Monday, October 10, 2011

We Have a New Organ

by Michael Denton
The Wurlitzer 3 manual ‘church’ organ is a magnificent instrument.  All sounding stops have been digitally reproduced and very closely resemble a pipe organ.
Each manual, Swell, Great and Choir (from top to bottom) has 12 speaking stops, and the Pedal section also has 12 stops.  In addition to the 48 ‘speaking stops’ the organ has Chimes on the Swell manual.
The organ sounds are described as “Principal” (Diapasons), “Flutes,” “Strings,” and “Reeds.”  The Chimes form the Percussion sounds (equivalent to ‘ranks of pipes’ on a pipe organ.)
Each manual can be coupled to one of the other two by way of “Couplers.”  These “Couplers” are operated either by thumb tabs below the manuals, or by toe pistons above the pedal board.  The organ also has 6 sets of ‘pre-sets’ for each manual, and 6 ‘general pre-sets’ which will operate the entire organ.  There are six sets of memory bank for the ‘general pre-sets’ allowing different organists to select and retain their own preferred registration (the use of different stops in combination.)
And last but by no means least, the organ is equipped with three expression pedals – one for each manual – which can be operated individually or in a combined fashion.  There’s also one “Crescendo” pedal which will “pull out the stops” as it’s pressed down and a “Tutti” button and toe-piston which will immediately bring on the “Full Organ.)
The organ is capable of providing excellent ‘colour tones’ with very quiet stops being used for those quiet reflective moments, building up to a much fuller and richer (and louder) sound overall.  All this technology is supported by 8 speakers; 6 general ‘rank’ speakers and two sub-woofers.  It has a lot of power!

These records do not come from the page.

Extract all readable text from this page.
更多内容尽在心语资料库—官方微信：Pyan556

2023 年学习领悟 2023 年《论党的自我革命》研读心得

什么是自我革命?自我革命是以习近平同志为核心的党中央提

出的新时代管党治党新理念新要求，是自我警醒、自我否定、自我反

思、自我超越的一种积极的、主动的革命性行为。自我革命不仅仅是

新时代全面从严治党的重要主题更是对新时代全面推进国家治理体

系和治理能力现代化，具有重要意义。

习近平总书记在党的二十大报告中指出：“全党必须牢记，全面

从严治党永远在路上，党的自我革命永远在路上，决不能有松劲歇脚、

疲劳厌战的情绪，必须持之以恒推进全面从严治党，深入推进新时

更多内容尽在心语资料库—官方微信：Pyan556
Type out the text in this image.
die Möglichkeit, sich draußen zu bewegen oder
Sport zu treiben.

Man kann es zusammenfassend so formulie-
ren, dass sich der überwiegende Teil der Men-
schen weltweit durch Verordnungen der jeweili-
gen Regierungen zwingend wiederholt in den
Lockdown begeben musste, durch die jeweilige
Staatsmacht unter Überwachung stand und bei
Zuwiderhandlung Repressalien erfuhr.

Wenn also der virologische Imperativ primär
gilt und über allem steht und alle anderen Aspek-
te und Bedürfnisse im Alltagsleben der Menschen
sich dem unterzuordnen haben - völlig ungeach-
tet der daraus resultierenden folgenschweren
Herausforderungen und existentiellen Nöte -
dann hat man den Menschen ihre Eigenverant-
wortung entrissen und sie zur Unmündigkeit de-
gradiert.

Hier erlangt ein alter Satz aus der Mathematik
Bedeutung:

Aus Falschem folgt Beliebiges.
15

As a matter of interest, the organ at its current volume level is probably no more than 20% of its maximum capacity.  If I were to “open up” the speakers to full volume, we just might interfere with landing aircraft!  Certainly we’d have to replace the roof of the church as we would literally “raise the roof.”   
As your Director of Music and organist, I am still experimenting with various combinations of sound.  I trust you will bear with me during the ‘learning curve’ of operating this magnificent instrument. 
I’m extremely grateful to Session for their foresight in purchasing this instrument.  It will hopefully last us many years and provide an enhanced sound to our worship services.  I wish to particularly thank Rev. Irwin Cunningham, Mrs. Jean Strong and Mr. Mark Johansson for their part in coming to scout out the instrument.  I would also like to thank all those generous people who have contributed to the Organ Fund over the past years which has made this acquisition possible.
If I’m playing it too loudly (even at its 20% capacity) I’m sure I’ll hear about it.  But when commenting, please also reflect on those quieter moments when the organ is played very quietly and gently!
In his dedication of the new organ, Rev. Irwin also thanked the Milne family, who gave the gift of music to SPPC  with their donation of our first organ.  It has served the congregation faithfully for twenty years.  We hope to pass on that gift to another congregation.